A few girls — Spitfire, Fleetfoot, even Muffins — are already finishing their first lap around the oval at this point, and they stare at Twilight as they pass. Over on the other side of the track, I see Cloud Kicker run up alongside Blossomforth, point over at Twilight, and share a giggle with her.

One year ago, I might have pushed them into a puddle for that. But instead I just run to catch up with Twilight, and start walking alongside her.

“Mind if I join you?” I ask, matching her pace.

She looks up at me, then back at Harshwhinny, and then back to me. “You don’t need to walk with me,” she says. “You’re going to get in trouble.”

“Not if we walk together.” I grin. “If I were to just stop running by myself? Sure, that’s insubordination. But the two of us together? That’s concerted activity, so we can’t get in trouble!” I hold my fist high in the air. “Power in numbers, baby!”

Twilight lifts an eyebrow. “I think that rule only applies to labor unions, not public school students.”

“Eh, we’re always singing about how we’re united, right?

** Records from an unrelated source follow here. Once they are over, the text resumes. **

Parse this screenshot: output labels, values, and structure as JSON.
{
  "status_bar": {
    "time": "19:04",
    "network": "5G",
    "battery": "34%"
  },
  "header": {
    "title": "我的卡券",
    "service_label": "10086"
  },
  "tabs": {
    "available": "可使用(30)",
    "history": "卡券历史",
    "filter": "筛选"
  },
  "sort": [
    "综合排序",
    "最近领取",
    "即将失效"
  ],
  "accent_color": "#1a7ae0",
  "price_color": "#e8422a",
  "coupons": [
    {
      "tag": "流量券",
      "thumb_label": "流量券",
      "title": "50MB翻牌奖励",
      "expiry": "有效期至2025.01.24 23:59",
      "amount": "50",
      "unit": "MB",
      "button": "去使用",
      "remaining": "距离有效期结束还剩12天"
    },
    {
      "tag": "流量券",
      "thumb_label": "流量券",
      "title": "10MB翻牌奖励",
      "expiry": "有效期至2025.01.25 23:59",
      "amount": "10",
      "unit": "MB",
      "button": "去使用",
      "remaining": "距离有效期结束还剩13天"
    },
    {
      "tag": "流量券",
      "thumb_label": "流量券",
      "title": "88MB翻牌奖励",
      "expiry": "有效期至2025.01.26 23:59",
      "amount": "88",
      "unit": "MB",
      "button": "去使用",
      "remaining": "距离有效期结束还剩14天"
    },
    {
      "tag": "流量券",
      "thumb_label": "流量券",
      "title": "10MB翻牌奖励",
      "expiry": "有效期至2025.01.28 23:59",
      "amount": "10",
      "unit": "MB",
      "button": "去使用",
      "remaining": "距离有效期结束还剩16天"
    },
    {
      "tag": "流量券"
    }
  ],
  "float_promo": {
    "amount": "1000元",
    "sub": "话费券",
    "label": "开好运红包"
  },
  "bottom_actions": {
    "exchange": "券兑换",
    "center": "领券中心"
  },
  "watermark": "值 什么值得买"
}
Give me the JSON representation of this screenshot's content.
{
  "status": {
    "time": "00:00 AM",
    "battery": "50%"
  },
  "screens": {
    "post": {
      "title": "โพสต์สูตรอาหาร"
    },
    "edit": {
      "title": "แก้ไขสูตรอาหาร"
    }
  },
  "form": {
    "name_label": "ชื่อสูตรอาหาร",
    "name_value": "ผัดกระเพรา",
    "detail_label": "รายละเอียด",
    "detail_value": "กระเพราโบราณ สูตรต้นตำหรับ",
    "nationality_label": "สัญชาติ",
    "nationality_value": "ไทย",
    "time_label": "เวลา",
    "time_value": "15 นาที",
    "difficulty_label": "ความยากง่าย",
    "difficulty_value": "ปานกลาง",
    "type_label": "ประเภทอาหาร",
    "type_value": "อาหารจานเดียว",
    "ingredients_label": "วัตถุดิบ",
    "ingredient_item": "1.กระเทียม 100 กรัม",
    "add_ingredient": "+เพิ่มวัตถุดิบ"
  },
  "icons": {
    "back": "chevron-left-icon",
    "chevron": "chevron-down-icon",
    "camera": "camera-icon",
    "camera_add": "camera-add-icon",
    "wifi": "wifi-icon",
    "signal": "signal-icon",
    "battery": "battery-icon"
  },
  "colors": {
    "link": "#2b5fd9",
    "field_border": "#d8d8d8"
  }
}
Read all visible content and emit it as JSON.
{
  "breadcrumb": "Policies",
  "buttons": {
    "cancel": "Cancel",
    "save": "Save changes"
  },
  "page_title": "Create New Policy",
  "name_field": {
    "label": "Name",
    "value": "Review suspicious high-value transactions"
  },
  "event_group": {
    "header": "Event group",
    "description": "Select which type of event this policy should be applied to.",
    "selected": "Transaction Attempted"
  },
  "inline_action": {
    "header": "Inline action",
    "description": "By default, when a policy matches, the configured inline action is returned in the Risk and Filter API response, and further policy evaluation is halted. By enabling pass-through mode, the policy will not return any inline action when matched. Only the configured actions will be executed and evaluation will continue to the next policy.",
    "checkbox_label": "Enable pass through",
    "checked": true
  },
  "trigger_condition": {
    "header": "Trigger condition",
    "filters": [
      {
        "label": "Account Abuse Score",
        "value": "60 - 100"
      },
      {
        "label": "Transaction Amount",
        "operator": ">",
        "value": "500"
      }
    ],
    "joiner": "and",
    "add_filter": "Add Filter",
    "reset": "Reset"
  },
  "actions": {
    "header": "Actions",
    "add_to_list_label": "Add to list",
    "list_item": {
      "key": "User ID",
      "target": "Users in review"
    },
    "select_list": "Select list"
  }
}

What’s the difference?”

I’m expecting Twilight to protest — I’m sure she’s ready to explain exactly what the differences are — but instead she laughs.

I love Twilight’s laugh. It’s always louder than how she speaks, and she does it with her entire body, moving up and down like the giggles are shaking her from the inside. And if you’re lucky, she’ll laugh hard enough to snort, which is legit the cutest sight and sound of all time.

I’m not that lucky today. But she still returns my smile and says, “Thanks.”

We spend the rest of the period trying to come up with a plan for solving Spike’s mailman phobia. We don’t even finish our mile in time.